Updated on: Tuesday, December 27, 2011
Confederation of Indian Industry has prepared a document on foreign direct investment (FDI) in higher education and some Tamil Nadu educationists feel it’s time foreign universities are allowed to set up campuses in India, but there are sceptics too.
Welcoming the proposal, G. Viswanathan, VIT University chancellor and president of Education Promotion Society for India, said the Centre should allow foreign players and FDI in higher education.
“I have seen several students joining colleges and universities in non-English-speaking countries such as China, Kazakhstan, Tajikistan and Turkmenistan to pursue medicine, but not India,” he said.
Ruing absence of FDI in medical education, Dr Viswanathan sought foreign help to enhance the quality of higher education in the country. He said foreign universities offering hefty pay packets were denying Indian Institutes of Technology and top universities such as VIT best faculty.
Thangam Meganathan, chairperson of Rajalakshmi Group of Institutions, said nowadays, 90 per cent of students were funding own education. “Students should be given the freedom to chose the kind of education they want. The government should allow higher education institutions to join hands with foreign universities and attract FDI,” she said.

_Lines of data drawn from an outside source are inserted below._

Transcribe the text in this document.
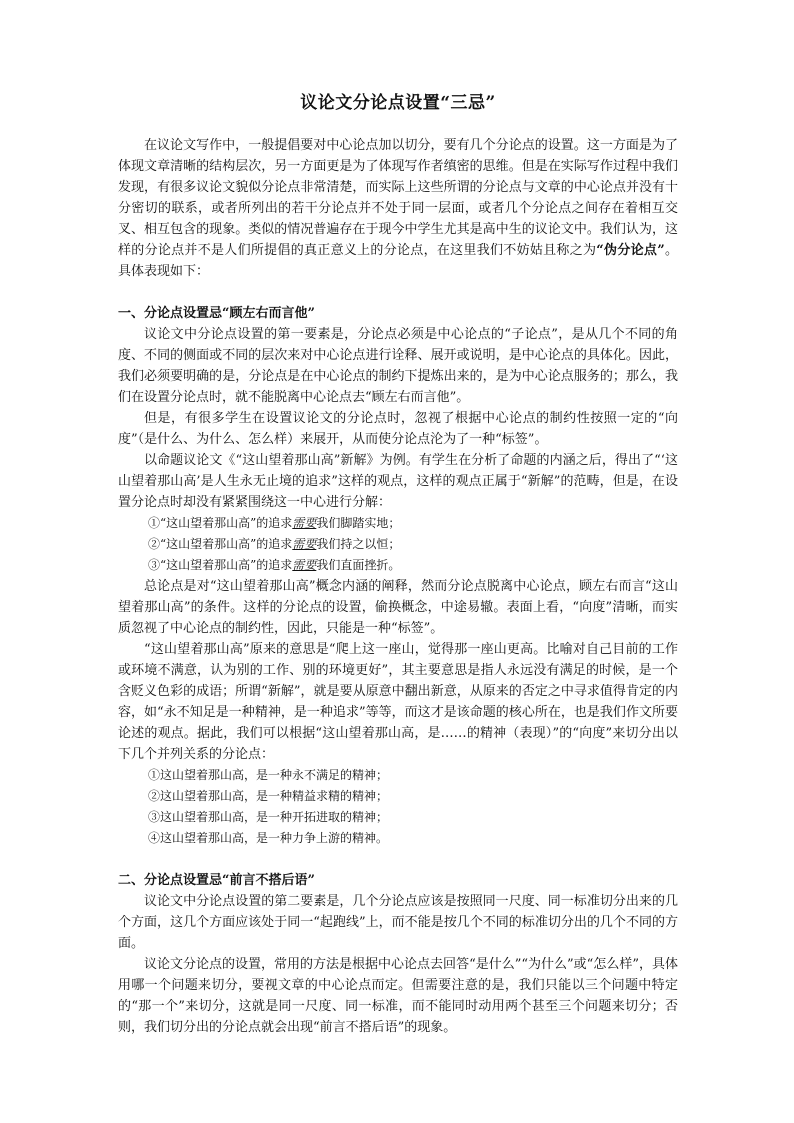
议论文分论点设置“三忌”

在议论文写作中，一般提倡要对中心论点加以切分，要有几个分论点的设置。这一方面是为了体现文章清晰的结构层次，另一方面更是为了体现写作者缜密的思维。但是在实际写作过程中我们发现，有很多议论文貌似分论点非常清楚，而实际上这些所谓的分论点与文章的中心论点并没有十分密切的联系，或者所列出的若干分论点并不处于同一层面，或者几个分论点之间存在着相互交叉、相互包含的现象。类似的情况普遍存在于现今中学生尤其是高中生的议论文中。我们认为，这样的分论点并不是人们所提倡的真正意义上的分论点，在这里我们不妨姑且称之为“伪分论点”。具体表现如下：

一、分论点设置忌“顾左右而言他”

议论文中分论点设置的第一要素是，分论点必须是中心论点的“子论点”，是从几个不同的角度、不同的侧面或不同的层次来对中心论点进行诠释、展开或说明，是中心论点的具体化。因此，我们必须要明确的是，分论点是在中心论点的制约下提炼出来的，是为中心论点服务的；那么，我们在设置分论点时，就不能脱离中心论点去“顾左右而言他”。

但是，有很多学生在设置议论文的分论点时，忽视了根据中心论点的制约性按照一定的“向度”（是什么、为什么、怎么样）来展开，从而使分论点沦为了一种“标签”。

以命题议论文《“这山望着那山高”新解》为例。有学生在分析了命题的内涵之后，得出了“‘这山望着那山高’是人生永无止境的追求”这样的观点，这样的观点正属于“新解”的范畴，但是，在设置分论点时却没有紧紧围绕这一中心进行分解：

①“这山望着那山高”的追求需要我们脚踏实地；

②“这山望着那山高”的追求需要我们持之以恒；

③“这山望着那山高”的追求需要我们直面挫折。

总论点是对“这山望着那山高”概念内涵的阐释，然而分论点脱离中心论点，顾左右而言“这山望着那山高”的条件。这样的分论点的设置，偷换概念，中途易辙。表面上看，“向度”清晰，而实质忽视了中心论点的制约性，因此，只能是一种“标签”。

“这山望着那山高”原来的意思是“爬上这一座山，觉得那一座山更高。比喻对自己目前的工作或环境不满意，认为别的工作、别的环境更好”，其主要意思是指人永远没有满足的时候，是一个含贬义色彩的成语；所谓“新解”，就是要从原意中翻出新意，从原来的否定之中寻求值得肯定的内容，如“永不知足是一种精神，是一种追求”等等，而这才是该命题的核心所在，也是我们作文所要论述的观点。据此，我们可以根据“这山望着那山高，是……的精神（表现）”的“向度”来切分出以下几个并列关系的分论点：

①这山望着那山高，是一种永不满足的精神；

②这山望着那山高，是一种精益求精的精神；

③这山望着那山高，是一种开拓进取的精神；

④这山望着那山高，是一种力争上游的精神。

二、分论点设置忌“前言不搭后语”

议论文中分论点设置的第二要素是，几个分论点应该是按照同一尺度、同一标准切分出来的几个方面，这几个方面应该处于同一“起跑线”上，而不能是按几个不同的标准切分出的几个不同的方面。

议论文分论点的设置，常用的方法是根据中心论点去回答“是什么”“为什么”或“怎么样”，具体用哪一个问题来切分，要视文章的中心论点而定。但需要注意的是，我们只能以三个问题中特定的“那一个”来切分，这就是同一尺度、同一标准，而不能同时动用两个甚至三个问题来切分；否则，我们切分出的分论点就会出现“前言不搭后语”的现象。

Dr Meganathan demanded that the government allow colleges to affiliate with more than one university, so that students get a wider choice.
In a market-driven economy there is a need for FDI as it can enhance quality of education by attracting highly competent foreign faculty, she reasoned.
University of Madras vice-chancellor G. Thiruvasagam, however, said: “We already have a good rapport with foreign universities for exchange of faculty, students and research inputs. It is not that these things happen only if you have FDI.”
Prof Thiruvasagam expressed the apprehension that foreign investors might impose conditions that may not be acceptable to the Indian constitution.